CA and NABVETS join forces to train advocates for homeless vets

Published: Wednesday, June 17, 2009

Over 300 advocates for homeless veterans, representing 49 states and Alaska, attended the National Coalition for the Homeless Veterans Conference in Virginia. Over half left the conference MoneyWi$er.

When Consumer Action (CA) and the National Association of Black Veterans (NABVETS) joined forces early this year, the goal was to reach out to black and minority veterans, as well as veterans with limited means, in an effort to help them better understand how to manage their finances. The Coalition for Homeless Veterans Conference, held in Virginia, May 20-22, 2009, brought together Joe Wynn, Legislative Advocate for NABVETS, and Linda Williams, Community Outreach Manager for CA, in order to begin taking proactive steps towards that goal.
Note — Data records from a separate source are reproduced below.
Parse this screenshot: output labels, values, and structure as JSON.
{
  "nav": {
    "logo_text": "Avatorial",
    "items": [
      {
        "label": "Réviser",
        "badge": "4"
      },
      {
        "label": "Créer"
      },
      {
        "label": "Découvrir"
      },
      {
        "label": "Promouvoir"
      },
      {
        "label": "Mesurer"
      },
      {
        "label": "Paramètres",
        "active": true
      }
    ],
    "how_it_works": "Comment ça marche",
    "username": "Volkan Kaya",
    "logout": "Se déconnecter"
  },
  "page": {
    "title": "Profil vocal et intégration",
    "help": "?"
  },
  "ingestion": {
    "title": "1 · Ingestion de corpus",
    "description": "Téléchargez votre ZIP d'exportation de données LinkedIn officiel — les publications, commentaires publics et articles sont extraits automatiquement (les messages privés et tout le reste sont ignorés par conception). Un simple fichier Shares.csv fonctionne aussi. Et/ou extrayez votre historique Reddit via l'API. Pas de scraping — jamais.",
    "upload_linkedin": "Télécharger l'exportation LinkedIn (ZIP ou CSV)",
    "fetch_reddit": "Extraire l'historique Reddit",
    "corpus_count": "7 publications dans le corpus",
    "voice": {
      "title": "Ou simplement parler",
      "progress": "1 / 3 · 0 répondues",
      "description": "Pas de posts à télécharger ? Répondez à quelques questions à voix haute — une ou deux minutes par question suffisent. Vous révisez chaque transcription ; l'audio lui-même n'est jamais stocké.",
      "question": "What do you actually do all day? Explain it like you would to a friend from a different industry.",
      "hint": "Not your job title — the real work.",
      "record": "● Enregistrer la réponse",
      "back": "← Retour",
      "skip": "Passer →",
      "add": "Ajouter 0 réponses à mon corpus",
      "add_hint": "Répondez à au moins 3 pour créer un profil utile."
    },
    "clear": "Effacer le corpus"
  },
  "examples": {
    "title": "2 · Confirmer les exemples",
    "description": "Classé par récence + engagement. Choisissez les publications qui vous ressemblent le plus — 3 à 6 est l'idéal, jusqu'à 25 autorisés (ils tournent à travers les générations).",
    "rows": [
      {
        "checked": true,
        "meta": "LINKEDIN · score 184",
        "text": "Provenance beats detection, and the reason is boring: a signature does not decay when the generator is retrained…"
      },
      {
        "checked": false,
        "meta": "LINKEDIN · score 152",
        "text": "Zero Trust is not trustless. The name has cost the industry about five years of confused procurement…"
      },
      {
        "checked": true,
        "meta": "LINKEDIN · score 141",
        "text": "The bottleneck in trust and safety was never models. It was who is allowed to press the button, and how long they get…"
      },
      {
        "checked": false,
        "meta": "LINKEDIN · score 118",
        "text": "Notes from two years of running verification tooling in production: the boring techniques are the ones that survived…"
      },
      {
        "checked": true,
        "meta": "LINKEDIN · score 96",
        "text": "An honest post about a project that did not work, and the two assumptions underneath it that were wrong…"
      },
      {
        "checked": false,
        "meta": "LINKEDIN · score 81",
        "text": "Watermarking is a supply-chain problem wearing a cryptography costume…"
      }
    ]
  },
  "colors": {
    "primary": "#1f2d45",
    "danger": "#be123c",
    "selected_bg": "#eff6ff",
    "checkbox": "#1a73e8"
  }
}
The conference provided an opportunity for Wynn and Williams to reach out to and train “vet advocates” using curriculum from Consumer Action’s renowned MoneyWi$e Financial Educational Program, which is the first program of its kind to combine free, multilingual financial education materials, curricula, and teaching aids with regional meetings and roundtables to train community-based organization staff. MoneyWi$e was developed as a partnership between CA and Capital One Financial Services. Starting with basic banking, Williams introduced all twelve MoneyWi$e modules to participants, telling them about the goals and topics covered by each module. She outlined for participants what their clients will learn. She described the activities in each module and showed how each activity can be used to reinforce the information contained in the modules. Williams told participants that unlike other financial programs, MoneyWi$e is very flexible, allowing trainers to tailor the curriculum to any audience. By using condensed versions of modules such as banking, credit, rebuilding credit, savings and ID theft, Williams demonstrated how to use MoneyWi$e effectively and target it towards specific training sessions. Participants lingered long after the training was over to rave about the training and to ask what they could do to get a MoneyWi$e training program in their states and communities. As the word spread about the workshops, hundreds of conference attendees flocked to the MoneyWi$e table to get materials, ask questions about future MoneyWi$e regional meetings, and to pick up order forms for additional materials. Over 150 MoneyWi$e order forms were distributed at the conference. Organizers of the conference told Wynn and Williams about the positive responses received as the result of the workshops and invited them to return to the 2010 conference.